187. Hamba-hamba yang baik (Mat 25:19-23)

Lama sesudah itu pulanglah tuan – 25:19
Ungkapan ini mengacu kepada tertundanya saat Parusia (Mat 24:49; 25:5) dan kepada kedatangan Yesus untuk kedua kalinya. Adegan pertanggungjawaban yang dapat dibaca selanjutnya mengingatkan Penghakiman Terakhir.

Mengadakan perhitungan – 25:19
Ungkapan mengadakan perhitungan sudah muncul sebelumnya (Mat 18:23). Tuan ingin tahu apa yang dilakukan dengan talenta yang dipercayakannya kepada hamba-hambanya.

Hamba yang menerima lima talenta – 25:20
Gambaran tentang kelakuan hamba pertama dan kedua termasuk ajaran perumpamaan ini: Orang-orang Kristen seharusnya meniru kelakuan dua hamba itu.

Ia membawa laba lima talenta – 25:20
Kalimat ini dapat disalahartikan seolah-olah hamba itu membawa uang laba saja. Dalam kenyataannya ia membawa 10 talenta, artinya modal yang diterimanya dan laba yang berhasil diperolehnya.

Hambaku yang baik dan setia – 25:21
Kata setia sudah muncul dalam Mat 24:45. Matius sangat mementingkan kesetiaan.

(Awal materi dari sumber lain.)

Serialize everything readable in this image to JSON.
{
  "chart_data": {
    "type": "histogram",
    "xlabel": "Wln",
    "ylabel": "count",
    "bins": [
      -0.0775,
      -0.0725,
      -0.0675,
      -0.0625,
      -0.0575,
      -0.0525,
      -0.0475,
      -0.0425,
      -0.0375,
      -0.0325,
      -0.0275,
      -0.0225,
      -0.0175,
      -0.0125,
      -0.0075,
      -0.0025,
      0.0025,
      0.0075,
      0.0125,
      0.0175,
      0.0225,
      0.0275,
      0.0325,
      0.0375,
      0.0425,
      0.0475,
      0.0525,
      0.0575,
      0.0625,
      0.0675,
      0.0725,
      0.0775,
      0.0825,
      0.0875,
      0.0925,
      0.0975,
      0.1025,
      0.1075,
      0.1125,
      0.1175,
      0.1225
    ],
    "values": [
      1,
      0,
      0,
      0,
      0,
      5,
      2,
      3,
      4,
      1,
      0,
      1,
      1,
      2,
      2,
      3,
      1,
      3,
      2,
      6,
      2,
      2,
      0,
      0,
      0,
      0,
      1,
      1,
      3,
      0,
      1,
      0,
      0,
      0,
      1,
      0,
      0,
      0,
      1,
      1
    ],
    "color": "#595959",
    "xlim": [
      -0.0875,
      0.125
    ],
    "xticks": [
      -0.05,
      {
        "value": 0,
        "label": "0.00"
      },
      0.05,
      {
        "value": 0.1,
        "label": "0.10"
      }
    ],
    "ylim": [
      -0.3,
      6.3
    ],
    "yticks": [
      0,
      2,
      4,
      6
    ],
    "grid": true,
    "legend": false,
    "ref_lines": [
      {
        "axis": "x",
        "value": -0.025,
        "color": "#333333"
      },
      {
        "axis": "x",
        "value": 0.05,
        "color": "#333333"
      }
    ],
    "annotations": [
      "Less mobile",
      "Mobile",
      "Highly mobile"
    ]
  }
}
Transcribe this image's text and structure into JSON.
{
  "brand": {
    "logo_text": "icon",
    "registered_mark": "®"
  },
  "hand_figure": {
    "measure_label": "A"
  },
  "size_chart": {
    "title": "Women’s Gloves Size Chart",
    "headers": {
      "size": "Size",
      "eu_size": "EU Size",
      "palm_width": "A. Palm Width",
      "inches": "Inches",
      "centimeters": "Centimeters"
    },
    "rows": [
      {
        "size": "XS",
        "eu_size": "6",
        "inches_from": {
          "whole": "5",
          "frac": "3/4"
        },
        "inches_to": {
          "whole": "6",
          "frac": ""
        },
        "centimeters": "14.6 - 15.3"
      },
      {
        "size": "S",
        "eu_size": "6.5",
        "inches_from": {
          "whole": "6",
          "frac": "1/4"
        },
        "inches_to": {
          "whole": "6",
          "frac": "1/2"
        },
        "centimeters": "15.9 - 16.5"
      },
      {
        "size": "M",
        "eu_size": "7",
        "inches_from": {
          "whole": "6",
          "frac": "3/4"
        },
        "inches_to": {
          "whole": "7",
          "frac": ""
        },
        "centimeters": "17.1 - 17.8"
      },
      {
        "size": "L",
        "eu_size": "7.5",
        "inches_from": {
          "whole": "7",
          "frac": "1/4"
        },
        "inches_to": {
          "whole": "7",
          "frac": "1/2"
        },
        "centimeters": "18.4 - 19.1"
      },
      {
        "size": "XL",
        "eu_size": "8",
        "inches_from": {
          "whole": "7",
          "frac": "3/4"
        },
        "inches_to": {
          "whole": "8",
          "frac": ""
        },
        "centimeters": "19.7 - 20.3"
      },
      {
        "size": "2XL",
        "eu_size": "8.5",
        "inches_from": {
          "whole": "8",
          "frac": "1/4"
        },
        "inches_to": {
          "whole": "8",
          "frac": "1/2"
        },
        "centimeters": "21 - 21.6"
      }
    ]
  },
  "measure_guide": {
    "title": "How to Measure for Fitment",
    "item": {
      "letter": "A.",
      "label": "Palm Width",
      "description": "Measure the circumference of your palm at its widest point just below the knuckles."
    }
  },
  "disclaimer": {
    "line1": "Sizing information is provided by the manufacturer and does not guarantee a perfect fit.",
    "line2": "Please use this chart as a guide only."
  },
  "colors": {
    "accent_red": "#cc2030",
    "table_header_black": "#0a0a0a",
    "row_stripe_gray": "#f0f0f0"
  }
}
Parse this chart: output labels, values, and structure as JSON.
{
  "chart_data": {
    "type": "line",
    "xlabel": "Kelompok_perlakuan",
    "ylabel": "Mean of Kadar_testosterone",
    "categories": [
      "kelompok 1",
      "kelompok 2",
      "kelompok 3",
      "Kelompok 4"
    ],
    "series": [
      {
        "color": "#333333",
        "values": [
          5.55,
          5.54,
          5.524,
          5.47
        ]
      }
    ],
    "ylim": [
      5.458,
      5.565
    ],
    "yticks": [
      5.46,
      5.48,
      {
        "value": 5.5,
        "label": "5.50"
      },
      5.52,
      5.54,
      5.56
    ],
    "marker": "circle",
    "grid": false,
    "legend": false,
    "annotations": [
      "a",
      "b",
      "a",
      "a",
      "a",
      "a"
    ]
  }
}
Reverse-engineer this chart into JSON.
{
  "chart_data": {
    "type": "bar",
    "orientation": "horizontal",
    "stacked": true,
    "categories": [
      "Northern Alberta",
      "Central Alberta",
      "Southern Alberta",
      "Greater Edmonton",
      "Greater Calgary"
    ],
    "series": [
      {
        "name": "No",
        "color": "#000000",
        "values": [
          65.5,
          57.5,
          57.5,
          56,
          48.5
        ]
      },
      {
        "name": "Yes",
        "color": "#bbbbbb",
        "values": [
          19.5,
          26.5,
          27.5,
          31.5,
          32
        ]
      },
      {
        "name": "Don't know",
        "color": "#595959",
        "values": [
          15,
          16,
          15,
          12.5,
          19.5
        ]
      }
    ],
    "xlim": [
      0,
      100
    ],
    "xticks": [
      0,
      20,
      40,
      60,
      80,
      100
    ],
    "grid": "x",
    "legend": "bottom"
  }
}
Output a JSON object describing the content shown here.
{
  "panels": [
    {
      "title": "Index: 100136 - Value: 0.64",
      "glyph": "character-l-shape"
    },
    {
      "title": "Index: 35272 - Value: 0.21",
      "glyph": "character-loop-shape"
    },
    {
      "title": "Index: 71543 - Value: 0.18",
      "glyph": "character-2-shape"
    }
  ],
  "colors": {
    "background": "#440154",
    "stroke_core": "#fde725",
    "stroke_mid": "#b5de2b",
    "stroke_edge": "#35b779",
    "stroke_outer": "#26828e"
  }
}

Masuk dan turutlah dalam kebahagiaan tuanmu – 25:21
Kata kebahagiaan dalam ayat ini agak kabur maknanya. Namun, para ahli menduga bahwa dalam ungkapan ini tersirat makna berlatar belakang Yahudi, yaitu sukacita luar biasa yang dialami hamba karena diundang makan semeja dengan tuannya. Matius tentu saja memikirkan sukacita perjamuan mesianis.